The exact cause of endometriosis is not known. The most widely accepted theory however, is that endometrium flows into the fallopian tubes instead of passing through the vagina and out of the body. The tissue then moves into the abdomen and pelvis and becomes embedded on various different structures outside the womb. This mechanism is referred to as retrograde menstruation.

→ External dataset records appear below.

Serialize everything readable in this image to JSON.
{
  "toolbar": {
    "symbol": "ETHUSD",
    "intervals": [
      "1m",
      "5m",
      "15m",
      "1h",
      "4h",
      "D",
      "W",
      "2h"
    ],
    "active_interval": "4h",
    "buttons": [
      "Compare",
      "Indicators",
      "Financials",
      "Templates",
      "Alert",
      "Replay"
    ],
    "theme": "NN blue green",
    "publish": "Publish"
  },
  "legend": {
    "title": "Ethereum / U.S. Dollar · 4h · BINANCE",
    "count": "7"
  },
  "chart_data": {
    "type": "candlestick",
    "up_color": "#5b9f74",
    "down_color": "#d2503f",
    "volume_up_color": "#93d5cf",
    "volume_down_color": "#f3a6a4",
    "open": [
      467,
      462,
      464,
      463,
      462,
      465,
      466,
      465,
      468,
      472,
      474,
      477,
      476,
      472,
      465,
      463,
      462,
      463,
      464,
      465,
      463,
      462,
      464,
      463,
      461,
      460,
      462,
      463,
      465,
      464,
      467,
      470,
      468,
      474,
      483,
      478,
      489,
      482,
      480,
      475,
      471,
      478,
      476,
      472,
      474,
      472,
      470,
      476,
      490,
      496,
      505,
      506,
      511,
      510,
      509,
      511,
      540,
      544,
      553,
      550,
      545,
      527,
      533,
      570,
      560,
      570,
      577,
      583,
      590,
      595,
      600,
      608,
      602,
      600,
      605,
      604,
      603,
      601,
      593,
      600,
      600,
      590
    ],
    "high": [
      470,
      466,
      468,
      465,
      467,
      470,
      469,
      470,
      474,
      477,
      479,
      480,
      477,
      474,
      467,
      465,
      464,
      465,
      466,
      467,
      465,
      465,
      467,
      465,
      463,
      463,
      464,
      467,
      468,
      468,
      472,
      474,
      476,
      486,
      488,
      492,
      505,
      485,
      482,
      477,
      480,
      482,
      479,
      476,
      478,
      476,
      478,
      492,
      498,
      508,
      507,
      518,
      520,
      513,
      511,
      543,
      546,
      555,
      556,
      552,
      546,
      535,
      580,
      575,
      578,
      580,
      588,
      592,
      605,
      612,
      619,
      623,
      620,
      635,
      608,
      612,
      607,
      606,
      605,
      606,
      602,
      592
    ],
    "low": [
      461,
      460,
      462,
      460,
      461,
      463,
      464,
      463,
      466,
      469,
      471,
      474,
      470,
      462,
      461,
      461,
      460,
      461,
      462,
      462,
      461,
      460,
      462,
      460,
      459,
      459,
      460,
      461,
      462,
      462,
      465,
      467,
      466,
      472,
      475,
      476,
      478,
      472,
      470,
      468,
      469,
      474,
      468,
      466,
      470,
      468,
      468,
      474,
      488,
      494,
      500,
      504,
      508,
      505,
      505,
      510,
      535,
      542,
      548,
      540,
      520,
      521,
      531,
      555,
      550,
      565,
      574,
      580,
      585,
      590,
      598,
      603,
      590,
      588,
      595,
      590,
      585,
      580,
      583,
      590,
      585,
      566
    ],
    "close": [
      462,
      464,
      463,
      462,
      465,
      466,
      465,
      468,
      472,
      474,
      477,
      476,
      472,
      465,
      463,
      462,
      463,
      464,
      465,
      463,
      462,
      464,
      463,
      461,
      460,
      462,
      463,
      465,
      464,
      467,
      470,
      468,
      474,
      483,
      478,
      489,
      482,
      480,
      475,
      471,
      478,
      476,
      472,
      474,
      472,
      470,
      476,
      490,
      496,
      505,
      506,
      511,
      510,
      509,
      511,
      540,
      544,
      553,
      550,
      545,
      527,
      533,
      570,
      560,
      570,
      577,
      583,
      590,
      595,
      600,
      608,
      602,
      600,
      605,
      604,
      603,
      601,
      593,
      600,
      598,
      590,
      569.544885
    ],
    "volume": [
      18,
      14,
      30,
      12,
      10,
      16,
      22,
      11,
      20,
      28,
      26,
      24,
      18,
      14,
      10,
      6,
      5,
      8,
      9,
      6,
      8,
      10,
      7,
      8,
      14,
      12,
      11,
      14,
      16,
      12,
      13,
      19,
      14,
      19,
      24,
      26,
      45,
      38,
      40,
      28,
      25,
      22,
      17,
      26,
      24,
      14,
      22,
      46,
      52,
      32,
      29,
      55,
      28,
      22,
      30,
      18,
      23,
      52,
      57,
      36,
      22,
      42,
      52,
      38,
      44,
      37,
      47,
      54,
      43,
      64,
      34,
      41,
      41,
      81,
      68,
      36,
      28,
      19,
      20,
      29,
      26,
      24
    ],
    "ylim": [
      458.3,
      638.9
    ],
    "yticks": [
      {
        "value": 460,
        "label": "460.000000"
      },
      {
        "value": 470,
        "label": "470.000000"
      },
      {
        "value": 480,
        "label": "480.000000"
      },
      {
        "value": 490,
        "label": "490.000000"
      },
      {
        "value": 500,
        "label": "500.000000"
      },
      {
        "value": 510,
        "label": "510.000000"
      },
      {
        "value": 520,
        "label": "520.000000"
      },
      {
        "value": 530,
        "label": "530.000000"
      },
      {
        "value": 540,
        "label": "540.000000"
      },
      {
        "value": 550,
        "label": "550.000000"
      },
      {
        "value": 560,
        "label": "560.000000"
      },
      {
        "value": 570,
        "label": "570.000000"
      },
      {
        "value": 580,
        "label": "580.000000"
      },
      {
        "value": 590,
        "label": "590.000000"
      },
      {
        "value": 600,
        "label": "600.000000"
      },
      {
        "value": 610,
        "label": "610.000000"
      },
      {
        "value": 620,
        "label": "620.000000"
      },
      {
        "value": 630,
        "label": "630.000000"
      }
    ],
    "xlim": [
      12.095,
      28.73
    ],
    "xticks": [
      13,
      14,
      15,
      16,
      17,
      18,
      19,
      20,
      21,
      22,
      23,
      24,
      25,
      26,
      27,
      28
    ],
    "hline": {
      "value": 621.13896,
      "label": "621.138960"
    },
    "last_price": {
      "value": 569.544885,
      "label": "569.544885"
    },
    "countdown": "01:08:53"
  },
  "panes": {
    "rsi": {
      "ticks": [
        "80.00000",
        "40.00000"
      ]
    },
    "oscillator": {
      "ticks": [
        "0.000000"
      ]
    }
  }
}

If endometriosis is suspected, a woman is referred to a gynaecologist, a specialist in the diseases of the female reproductive system. For diagnosis, a procedure called a laparoscopy is performed. This involves an instrument with a camera attached to its tip being inserted into the abdominal cavity to view the inside of the abdomen while it is inflated with gas for improved visualization. The fallopian tubes, ovaries and other structures are all checked for patches of endometriosis.
There is no known cure for endometriosis. Symptoms are alleviated using pain relievers and hormone treatments which help to ease the symptoms, especially during periods. Surgery is another option and is often performed when endometriosis is suspected to be causing infertility.
Pregnancy often reduces the symptoms of endometriosis, which may return after childbirth and when periods have started again.